Top Georgia Back Appreciates Illini Interest

Football players who fit the stereoptype for their position are in great demand. Having the measurables of height, weight, and speed guarantee numerous college scholarship offers. But when you lack requisite size, you have doubters. Georgia scatback D.J. Tyson has a burning desire to play major college football, and he is getting his name out to help his chances.

D.J. Tyson is a running back at Greenbrier High School in Evans, Georgia. He is listed as a three star athlete by Scout and has the reputation to back it up. But colleges are playing a waiting game due to his lack of size. To make up for it, Tyson and his dad are spending countless hours to prove his value for colleges. He is eager to share his long list of previous successes.

"I've been recruited by D-1 schools since I was in eighth grade coming into my freshman year. My first letter was from Vanderbilt in ninth grade going into my 10th grade year. I've been going to a lot of camps and combines since then.

"I made All-Region this year in 5-A, that's the biggest region in Georgia. I'm a three year starter in football, three year varsity basketball, and I'm now in my third year varsity track. I've been participating in all sports and keeping my grades up. I'm just trying to balance it all. It gets tiring at times."

Tyson, who may be smaller than his listed 5'-9", 170 pounds, has one scholarship offer, but he wants to have choices.

"I got one offer to Eastern Michigan. I've been contacted by Georgia Tech, North Carolina State, North Carolina, Georgia, South Carolina, East Carolina, Notre Dame, Syracuse, Illinois, Oregon, Arkansas, Virginia, and Virginia Tech. Most of those are frequent, weekly letters."

Illinois has picked up its interest recently.

"I received a hand-written letter from DeAndre Smith earlier this week. I've been calling him but haven't had a chance to get in touch with him yet. I've been receiving frequent mail from Illinois, but this is my first hand-written letter from a coach and getting contact information."

Whatever Tyson may lack in size, he makes up for it with outstanding quickness and athleticism. His versatility alone should make a lot of top schools take notice.

"I play in a spread offense, so I'm used all over the field. Since I'm a small guy, they put me out in the slot. I also do some punt returns and kick returns. I'm more of a slashing, make-people-miss type guy. I run a low 4.4, high 4.3 forty, and I did a 4.2 shuttle. So I'm a fast, quick little guy.

"I kind of like being small. It's harder for the big guys to try to catch me. One little burst and you've got them. Make another move and you just leave them. There's a lot of ways of using my size as an advantage. I can also run in between the tackles. When we go into the "I" formation, I'm the main back. I don't have a problem with that either."

College football is his dream, so he will continue to attend camps and make visits to sell himself. Given his sports schedule, it is amazing he has time for anything else. But it will no doubt pay off eventually.

"I'm trying to get to camps at Arkansas, North Carolina, North Carolina State.
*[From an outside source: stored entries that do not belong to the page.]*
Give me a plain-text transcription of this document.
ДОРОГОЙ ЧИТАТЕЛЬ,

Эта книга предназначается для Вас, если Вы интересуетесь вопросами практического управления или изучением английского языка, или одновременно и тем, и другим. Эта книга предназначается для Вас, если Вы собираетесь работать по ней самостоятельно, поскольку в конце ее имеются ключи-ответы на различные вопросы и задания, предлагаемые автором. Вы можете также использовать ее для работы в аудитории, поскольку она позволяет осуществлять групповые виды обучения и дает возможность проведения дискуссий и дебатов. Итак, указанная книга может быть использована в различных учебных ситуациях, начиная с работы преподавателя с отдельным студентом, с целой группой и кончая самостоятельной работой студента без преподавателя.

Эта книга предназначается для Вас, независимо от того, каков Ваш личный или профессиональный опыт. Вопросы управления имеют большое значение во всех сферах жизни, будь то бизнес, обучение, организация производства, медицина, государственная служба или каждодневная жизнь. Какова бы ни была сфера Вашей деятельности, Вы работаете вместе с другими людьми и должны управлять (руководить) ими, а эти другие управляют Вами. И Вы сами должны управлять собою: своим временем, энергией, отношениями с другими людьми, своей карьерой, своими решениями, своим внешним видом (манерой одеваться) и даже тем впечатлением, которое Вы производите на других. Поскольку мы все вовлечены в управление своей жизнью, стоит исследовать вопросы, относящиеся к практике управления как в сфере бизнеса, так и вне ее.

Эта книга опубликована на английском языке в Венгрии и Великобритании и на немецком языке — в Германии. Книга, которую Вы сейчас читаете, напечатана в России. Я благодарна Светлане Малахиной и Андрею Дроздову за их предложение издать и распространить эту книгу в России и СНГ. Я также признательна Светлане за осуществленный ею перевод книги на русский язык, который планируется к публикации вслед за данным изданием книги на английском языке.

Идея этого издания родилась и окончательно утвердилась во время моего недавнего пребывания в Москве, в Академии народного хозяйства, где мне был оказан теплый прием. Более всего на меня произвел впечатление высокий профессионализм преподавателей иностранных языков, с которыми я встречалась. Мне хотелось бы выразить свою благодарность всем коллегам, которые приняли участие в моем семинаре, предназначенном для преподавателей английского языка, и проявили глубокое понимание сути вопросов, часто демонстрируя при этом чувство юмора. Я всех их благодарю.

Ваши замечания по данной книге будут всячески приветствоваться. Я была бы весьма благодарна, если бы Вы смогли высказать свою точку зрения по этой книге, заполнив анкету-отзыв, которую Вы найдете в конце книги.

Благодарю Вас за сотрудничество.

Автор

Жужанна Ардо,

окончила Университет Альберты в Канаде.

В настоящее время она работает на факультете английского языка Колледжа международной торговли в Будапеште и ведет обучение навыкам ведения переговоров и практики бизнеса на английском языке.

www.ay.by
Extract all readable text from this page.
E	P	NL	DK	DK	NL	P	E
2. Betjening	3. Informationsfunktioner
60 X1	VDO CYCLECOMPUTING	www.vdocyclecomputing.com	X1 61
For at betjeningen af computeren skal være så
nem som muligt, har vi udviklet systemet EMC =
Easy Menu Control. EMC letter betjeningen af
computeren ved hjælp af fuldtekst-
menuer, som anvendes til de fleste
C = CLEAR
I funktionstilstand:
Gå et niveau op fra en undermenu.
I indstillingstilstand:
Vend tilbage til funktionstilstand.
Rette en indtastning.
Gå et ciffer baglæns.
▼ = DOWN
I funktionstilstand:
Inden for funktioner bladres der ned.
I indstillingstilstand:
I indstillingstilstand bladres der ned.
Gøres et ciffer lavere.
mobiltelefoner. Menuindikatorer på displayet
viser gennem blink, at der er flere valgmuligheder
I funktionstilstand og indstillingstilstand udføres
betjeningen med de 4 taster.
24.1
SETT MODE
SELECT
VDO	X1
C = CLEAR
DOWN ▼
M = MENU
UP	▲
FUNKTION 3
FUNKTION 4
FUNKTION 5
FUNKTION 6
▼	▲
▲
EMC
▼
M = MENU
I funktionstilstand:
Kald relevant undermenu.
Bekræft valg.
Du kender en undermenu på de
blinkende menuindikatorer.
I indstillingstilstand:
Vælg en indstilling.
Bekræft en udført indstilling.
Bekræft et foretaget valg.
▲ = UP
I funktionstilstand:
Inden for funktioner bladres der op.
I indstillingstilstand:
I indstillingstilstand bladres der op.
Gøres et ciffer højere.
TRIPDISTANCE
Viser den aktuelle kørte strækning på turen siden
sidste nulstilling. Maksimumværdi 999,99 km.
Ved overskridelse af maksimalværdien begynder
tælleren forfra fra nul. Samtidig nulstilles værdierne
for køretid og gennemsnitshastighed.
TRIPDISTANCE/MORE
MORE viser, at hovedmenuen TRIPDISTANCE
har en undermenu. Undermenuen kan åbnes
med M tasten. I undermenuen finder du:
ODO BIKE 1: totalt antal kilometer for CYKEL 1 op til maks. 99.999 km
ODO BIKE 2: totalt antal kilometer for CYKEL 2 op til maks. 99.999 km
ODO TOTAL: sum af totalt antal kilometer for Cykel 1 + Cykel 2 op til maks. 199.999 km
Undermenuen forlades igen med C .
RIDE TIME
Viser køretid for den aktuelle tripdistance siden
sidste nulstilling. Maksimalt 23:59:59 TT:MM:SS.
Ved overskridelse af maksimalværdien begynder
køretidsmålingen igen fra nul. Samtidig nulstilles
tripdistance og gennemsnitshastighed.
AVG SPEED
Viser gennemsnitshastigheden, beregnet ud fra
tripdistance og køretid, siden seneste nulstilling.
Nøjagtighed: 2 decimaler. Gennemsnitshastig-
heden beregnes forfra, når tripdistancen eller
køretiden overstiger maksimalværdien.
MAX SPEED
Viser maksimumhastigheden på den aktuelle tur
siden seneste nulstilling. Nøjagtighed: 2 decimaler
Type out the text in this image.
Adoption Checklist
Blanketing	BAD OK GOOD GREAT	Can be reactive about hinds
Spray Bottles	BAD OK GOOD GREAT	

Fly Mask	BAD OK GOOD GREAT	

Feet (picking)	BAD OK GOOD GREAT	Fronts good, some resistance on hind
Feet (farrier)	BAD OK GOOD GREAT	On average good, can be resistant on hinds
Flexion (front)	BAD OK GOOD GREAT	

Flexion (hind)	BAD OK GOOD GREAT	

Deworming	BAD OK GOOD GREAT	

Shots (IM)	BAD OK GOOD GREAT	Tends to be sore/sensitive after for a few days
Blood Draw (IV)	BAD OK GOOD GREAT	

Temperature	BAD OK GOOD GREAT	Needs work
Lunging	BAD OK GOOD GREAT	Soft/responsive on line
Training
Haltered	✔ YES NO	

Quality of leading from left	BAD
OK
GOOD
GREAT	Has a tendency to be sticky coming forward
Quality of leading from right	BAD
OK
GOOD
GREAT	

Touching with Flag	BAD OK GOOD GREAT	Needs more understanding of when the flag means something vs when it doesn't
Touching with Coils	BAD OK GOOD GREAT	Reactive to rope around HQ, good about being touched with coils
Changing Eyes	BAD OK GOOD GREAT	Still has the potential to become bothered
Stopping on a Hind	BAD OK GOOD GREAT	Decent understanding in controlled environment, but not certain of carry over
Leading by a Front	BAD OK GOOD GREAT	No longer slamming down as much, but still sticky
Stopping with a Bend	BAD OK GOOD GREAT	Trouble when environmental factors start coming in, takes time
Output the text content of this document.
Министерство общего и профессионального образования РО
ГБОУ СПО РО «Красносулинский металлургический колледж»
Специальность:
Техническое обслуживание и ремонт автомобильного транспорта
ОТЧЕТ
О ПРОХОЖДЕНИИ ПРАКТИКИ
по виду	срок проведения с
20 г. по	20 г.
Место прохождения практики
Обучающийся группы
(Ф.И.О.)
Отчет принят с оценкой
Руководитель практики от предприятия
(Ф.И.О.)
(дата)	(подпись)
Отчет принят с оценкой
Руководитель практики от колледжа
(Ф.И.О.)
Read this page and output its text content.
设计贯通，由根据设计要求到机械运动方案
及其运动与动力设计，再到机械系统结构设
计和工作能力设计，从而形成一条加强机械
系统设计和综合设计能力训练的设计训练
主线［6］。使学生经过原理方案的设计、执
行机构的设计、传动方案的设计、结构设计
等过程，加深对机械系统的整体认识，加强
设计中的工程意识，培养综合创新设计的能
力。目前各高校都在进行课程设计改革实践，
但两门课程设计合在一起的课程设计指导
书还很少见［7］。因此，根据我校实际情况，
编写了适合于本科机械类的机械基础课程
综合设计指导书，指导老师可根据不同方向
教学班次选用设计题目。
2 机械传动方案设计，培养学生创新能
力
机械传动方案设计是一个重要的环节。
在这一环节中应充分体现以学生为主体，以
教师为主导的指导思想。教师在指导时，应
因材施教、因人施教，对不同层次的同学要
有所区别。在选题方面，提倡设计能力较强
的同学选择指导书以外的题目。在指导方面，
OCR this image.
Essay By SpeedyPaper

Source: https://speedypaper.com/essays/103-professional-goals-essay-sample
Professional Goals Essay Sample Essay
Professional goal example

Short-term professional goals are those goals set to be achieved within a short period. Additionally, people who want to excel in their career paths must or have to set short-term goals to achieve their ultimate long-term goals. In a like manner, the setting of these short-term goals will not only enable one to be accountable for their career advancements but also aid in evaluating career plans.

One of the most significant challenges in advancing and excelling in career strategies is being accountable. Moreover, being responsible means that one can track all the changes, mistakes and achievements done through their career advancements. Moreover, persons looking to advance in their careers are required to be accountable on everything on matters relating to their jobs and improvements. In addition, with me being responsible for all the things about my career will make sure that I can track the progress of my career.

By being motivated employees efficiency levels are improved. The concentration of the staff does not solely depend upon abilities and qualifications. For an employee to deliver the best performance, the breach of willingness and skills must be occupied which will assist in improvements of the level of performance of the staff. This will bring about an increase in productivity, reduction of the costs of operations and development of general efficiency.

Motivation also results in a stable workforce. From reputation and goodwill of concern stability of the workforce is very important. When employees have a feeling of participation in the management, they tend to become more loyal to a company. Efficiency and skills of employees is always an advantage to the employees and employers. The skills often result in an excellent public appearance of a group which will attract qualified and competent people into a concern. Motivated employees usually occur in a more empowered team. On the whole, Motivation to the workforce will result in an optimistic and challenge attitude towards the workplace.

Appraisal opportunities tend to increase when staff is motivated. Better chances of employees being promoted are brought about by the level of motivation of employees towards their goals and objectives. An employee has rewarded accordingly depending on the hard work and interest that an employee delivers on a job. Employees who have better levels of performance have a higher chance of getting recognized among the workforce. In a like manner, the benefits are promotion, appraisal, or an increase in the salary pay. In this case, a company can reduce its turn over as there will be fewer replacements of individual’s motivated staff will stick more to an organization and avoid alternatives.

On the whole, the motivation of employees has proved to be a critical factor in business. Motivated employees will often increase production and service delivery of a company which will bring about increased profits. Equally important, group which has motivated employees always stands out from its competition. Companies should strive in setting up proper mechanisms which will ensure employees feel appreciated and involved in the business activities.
I don't know if I'll make it to South Carolina's camp this year due to summer track. I will try to visit all the schools I listed. And I'll try to attend combines as well.

"On my spring break, I'm gonna try to coordinate with the coaching staff on their schedule. I'll try to take an unofficial visit to Illinois at that time. I'm pretty busy, but I'm trying to get to the next level. So I really put football before everything."

Tyson admits to a childhood favorite, but he must remain realistic.

"When I was growing up, I was a huge LSU fan. But once I started getting into the recruiting process, I noticed that LSU plays a different style of football. They use power backs, big husky guys. Right now, it's just a dream."

For many football families, the recruiting process is a true labor of love. Parents must devote hundreds of hours traveling their sons to camps and visits, making up and sending out highlight tapes, etc. Tyson's parents are more devoted than most.

"My dad's been helping me a lot during the recruiting process, and so has my cousin Kinsman Thomas, who was a true freshman receiver for Eastern Michigan this year. My dad and I decided to get into this, so we started to send out my game film in 8th grade. We've been working at it since.

"My dad spends hours making game films and highlight tapes and getting everything sent out. He travels with me to camps, flying me out to camps. He spends a lot of time helping me get recruited. We spend hours in the gym and on the field training. My mom helps me more with my homework because she says academics is the way to go."

Tyson's high school plays a rugged schedule, so their record last year wasn't real good. But despite the competition, Tyson impressed.

"We're actually a 4-A school that played up in 5-A. We were a 5-A school for a year, and then they built a new high school and all the kids went over there. Our team was struggling this year. We played Mack Brown and Raymond Sanders. Mack Brown is going to Florida this year, and Raymond Sanders is going to the University of Kentucky. We played great competition this year.

"But I was blessed, I was happy because I made All-Region with those caliber of backs and players I was playing against. I really don't know my stats. Our school doesn't communicate with the players what the stats were. But they must have been good if I made All-Region."

Tyson will keep the faith while continuing to do everything possible to prove his value to college coaches. With his speed, quickness and determination, he will make someone an outstanding specialty back.